Question

Please help linear programming??

Answer 1

The equation of each line enclosing the region is a constraint.
For example y\(\ge\)0 means that the region lies above the x-axis, and so on.
The four corner points are the intersections of the lines, for example, (50,0)
or x=50, y=0 is one of the four corner points.

Answer 2

How do I find the constraints? @mathmate

Answer 3

The constraints are the equations of the lines surrounding the region. I gave one as y\(\ge\)0.
Another one lies on the y-axis, and I am sure you could find it.
The two remaining ones are the sloping lines.
You can find the equations by picking two points on each line, and finding the equation of these lines by the equation by
1. find the slope using slope=m=(y2-y1)/(x2-x1)
2. find the equation of the line using (y-y1)=m(x-x1).

Answer 4

so to get the constraints I first need the four corner points?

Answer 5

Quite correct, at least three (other than the origin).

Answer 6

So what about these questions?

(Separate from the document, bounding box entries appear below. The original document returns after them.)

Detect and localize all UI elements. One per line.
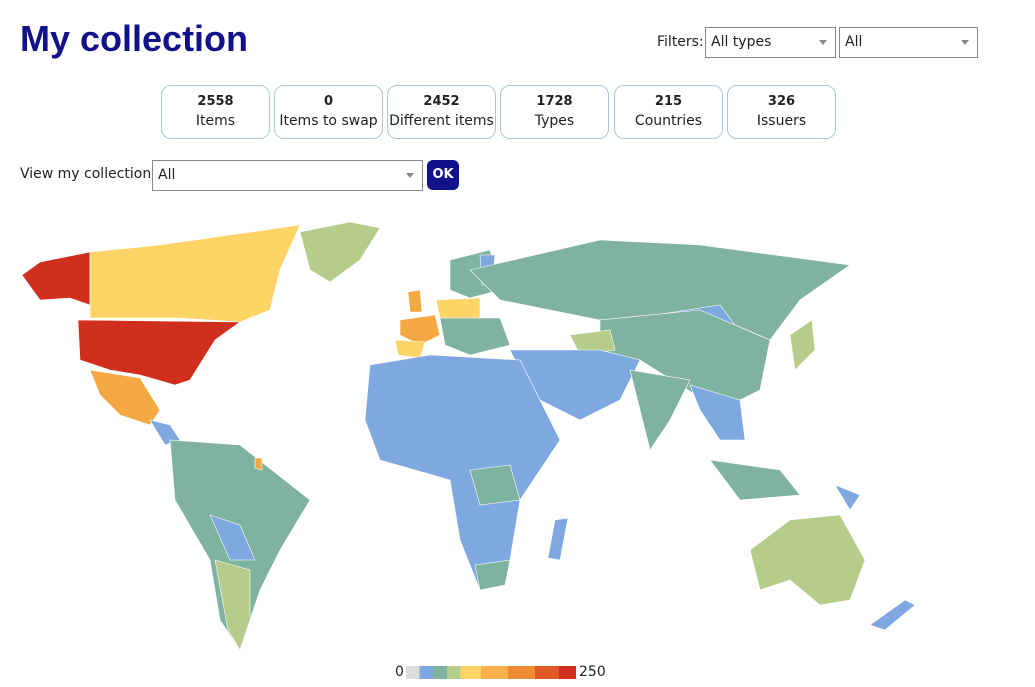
- legend-min: 0: [395, 664, 404, 680]
- page-title: My collection: [20, 18, 249, 59]
- legend-scale: [406, 666, 576, 679]
- stat-card: 2558 Items: [161, 85, 270, 139]
- world-map: [21, 221, 916, 651]
- stat-card: 2452 Different items: [387, 85, 496, 139]
- legend-max: 250: [579, 664, 606, 680]
- stat-value: 215: [654, 94, 683, 109]
- stat-value: 326: [767, 94, 796, 109]
- view-label: View my collection:: [20, 166, 156, 182]
- view-select[interactable]: All: [152, 160, 423, 191]
- stat-label: Issuers: [756, 113, 807, 129]
- stat-value: 0: [323, 94, 334, 109]
- stat-card: 326 Issuers: [727, 85, 836, 139]
- stat-value: 2558: [197, 94, 234, 109]
- stat-value: 1728: [536, 94, 573, 109]
- stat-label: Items: [195, 113, 236, 129]
- filters-label: Filters:: [657, 34, 704, 50]
- stat-label: Countries: [634, 113, 703, 129]
- scope-filter[interactable]: All: [839, 27, 978, 58]
- stat-label: Types: [534, 113, 575, 129]
- stat-label: Different items: [389, 113, 494, 129]
- stat-card: 0 Items to swap: [274, 85, 383, 139]
- stat-value: 2452: [423, 94, 460, 109]
- ok-button[interactable]: OK: [427, 160, 459, 190]
- stat-card: 1728 Types: [500, 85, 609, 139]
- stat-card: 215 Countries: [614, 85, 723, 139]
- stat-label: Items to swap: [279, 113, 378, 129]
- type-filter[interactable]: All types: [705, 27, 836, 58]
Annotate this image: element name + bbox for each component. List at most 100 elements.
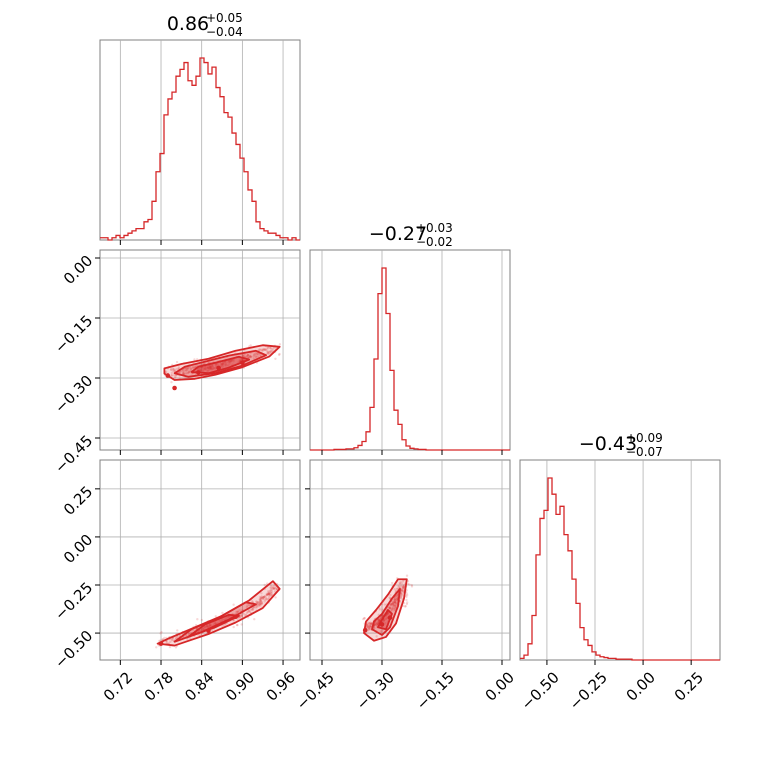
scatter-point <box>258 348 261 351</box>
scatter-point <box>391 602 395 605</box>
scatter-point <box>376 622 379 626</box>
x-tick-label: 0.84 <box>181 668 217 704</box>
scatter-point <box>242 612 246 616</box>
scatter-point <box>270 350 273 353</box>
scatter-point <box>200 618 204 622</box>
scatter-point <box>188 370 192 374</box>
scatter-point <box>367 626 371 629</box>
scatter-point <box>182 372 186 375</box>
scatter-point <box>164 370 168 373</box>
scatter-point <box>258 349 261 352</box>
scatter-point <box>201 369 205 372</box>
x-tick-label: −0.15 <box>413 668 458 713</box>
y-tick-label: 0.00 <box>60 531 96 567</box>
scatter-point <box>204 368 207 371</box>
scatter-point <box>188 632 191 635</box>
x-tick-label: −0.30 <box>353 668 398 713</box>
scatter-point <box>395 594 399 597</box>
scatter-point <box>260 596 263 599</box>
hist-panel-0: 0.86+0.05−0.04 <box>99 11 301 245</box>
scatter-point <box>270 594 273 597</box>
scatter-point <box>270 584 273 588</box>
scatter-point <box>200 368 203 372</box>
scatter-point <box>169 368 173 371</box>
scatter-point <box>205 624 209 628</box>
scatter-point <box>224 363 227 366</box>
scatter-point <box>241 354 245 358</box>
scatter-point <box>223 623 226 626</box>
scatter-point <box>173 369 177 372</box>
scatter-point <box>398 585 401 589</box>
scatter-point <box>260 602 263 605</box>
scatter-point <box>389 606 392 609</box>
scatter-point <box>205 626 208 629</box>
scatter-point <box>261 348 264 352</box>
y-tick-label: 0.00 <box>60 252 96 288</box>
scatter-point <box>214 367 217 370</box>
scatter-point <box>365 625 369 628</box>
scatter-point <box>218 619 221 622</box>
scatter-point <box>254 606 257 609</box>
scatter-point <box>390 608 394 612</box>
scatter-point <box>395 603 398 607</box>
scatter-point <box>263 348 267 351</box>
scatter-point <box>400 591 403 594</box>
scatter-point <box>224 364 227 367</box>
scatter-point <box>208 365 212 368</box>
scatter-point <box>378 608 381 611</box>
hist-step-line <box>520 477 720 661</box>
scatter-point <box>406 582 410 586</box>
scatter-point <box>268 592 271 596</box>
scatter-point <box>262 595 266 599</box>
scatter-point <box>390 608 394 611</box>
scatter-point <box>208 365 212 369</box>
scatter-point <box>393 599 396 603</box>
scatter-point <box>213 621 217 625</box>
scatter-point <box>170 380 173 384</box>
scatter-point <box>245 354 249 358</box>
scatter-point <box>221 364 224 367</box>
scatter-point <box>184 372 187 375</box>
scatter-point <box>274 596 277 599</box>
scatter-point <box>401 587 404 590</box>
scatter-point <box>392 604 396 607</box>
scatter-point <box>247 355 251 358</box>
scatter-point <box>259 597 263 600</box>
scatter-point <box>205 624 209 628</box>
scatter-point <box>245 605 249 609</box>
scatter-point <box>214 615 217 618</box>
scatter-point <box>185 369 188 372</box>
scatter-point <box>259 598 263 601</box>
scatter-point <box>369 624 372 628</box>
scatter-point <box>260 592 263 595</box>
scatter-point <box>243 353 247 356</box>
scatter-point <box>390 602 393 606</box>
scatter-point <box>262 597 265 601</box>
scatter-point <box>170 638 174 641</box>
scatter-point <box>393 598 397 601</box>
scatter-point <box>238 359 241 362</box>
scatter-point <box>208 623 211 627</box>
scatter-point <box>199 367 202 370</box>
param-1-err-plus: +0.03 <box>416 221 453 235</box>
scatter-point <box>255 605 259 608</box>
scatter-point <box>262 348 265 352</box>
scatter-point <box>250 608 254 611</box>
scatter-point <box>367 626 370 629</box>
scatter-point <box>258 602 261 605</box>
scatter-point <box>260 348 263 351</box>
scatter-point <box>256 601 260 605</box>
scatter-point <box>160 631 163 634</box>
scatter-point <box>362 617 365 621</box>
scatter-point <box>271 347 275 350</box>
scatter-point <box>366 624 370 627</box>
scatter-point <box>225 361 228 364</box>
scatter-point <box>374 621 378 624</box>
scatter-point <box>186 366 189 369</box>
scatter-point <box>245 355 248 358</box>
scatter-point <box>269 594 272 597</box>
scatter-point <box>185 368 189 371</box>
scatter-point <box>248 610 251 614</box>
scatter-point <box>256 600 260 604</box>
hist-panel-1: −0.27+0.03−0.02 <box>309 221 511 455</box>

Can you also help me?

Answer 7

@mathmate

Answer 8

Are the two questions related?

Answer 9

I mean related to the Linear Programming problem?

Answer 10

Are the four corner points (50,0) (0,0) (0,50) (20,45) and yes the two questions are related to problem, I'm really confused.

Answer 11

Yes, you've got the four critical points.
There is a good chance these will also give you the maximum salary, i.e. one of the four points.

Answer 12

We can rule out (0,0) because it gives a zero income.

Answer 13

okay so can you help with finding the constraints because I'm really confused on how to ?

Answer 14

Can you find the slope of a line between two points?

Answer 15

The equation to be used is m=slope=\(\large\frac{y2-y1}{x2-x1}\)

Answer 16

yes which two points though?

Answer 17

Any two points on the line/constraint.
Preferably where the line cuts the intersections of the grid points so your coordinates will be exact (i.e. not estimated).

Answer 18

can I use the ones from the four corners?

Answer 19

Anyone, as long as the two points you choose both lie on the line/constraint you're trying to calculate.

Answer 20

Yes, use two of the four points that you've found, they're there anyway and you've done the work.

Answer 21

Okay so then in question c the one I posted you asked that had to do with the problem what do I do there?

Answer 22

@mathmate

Answer 23

Yes, I think a,b,c,d together all refer to the graph.

Answer 24

Can you help me with question c ?

Answer 25

Okay I'm seriously lost on how to find the four constraints?

Answer 26

I am still pondering between c and d, because they are asking for the same answer.
The maximum value is if you substitute the 4 ordered pairs into the income equation, you will find \(one\) that has the highest income. This is the answer to c or d.
BUT, if you \(two\) points with the same maximum income, then maximum income is located at both points, AND anywhere along the line joining the two points.
I think this scenario is not happening here.

Answer 27

A constraint is an equation representing the boundary of the region.
I already gave you two of the constraints, namely the lines on the left (x=0) and the one at the bottom (y=0).
The two other equations would take the form of
y=mx+b
where m=slope, b=y-intercept.
As I mentioned earlier, the slope can by found using \(\large\frac{y2-y1}{x2-x1}\).
Figure that out for one of the lines then we can proceed to the next step.

Answer 28

so is x<45 a constraints?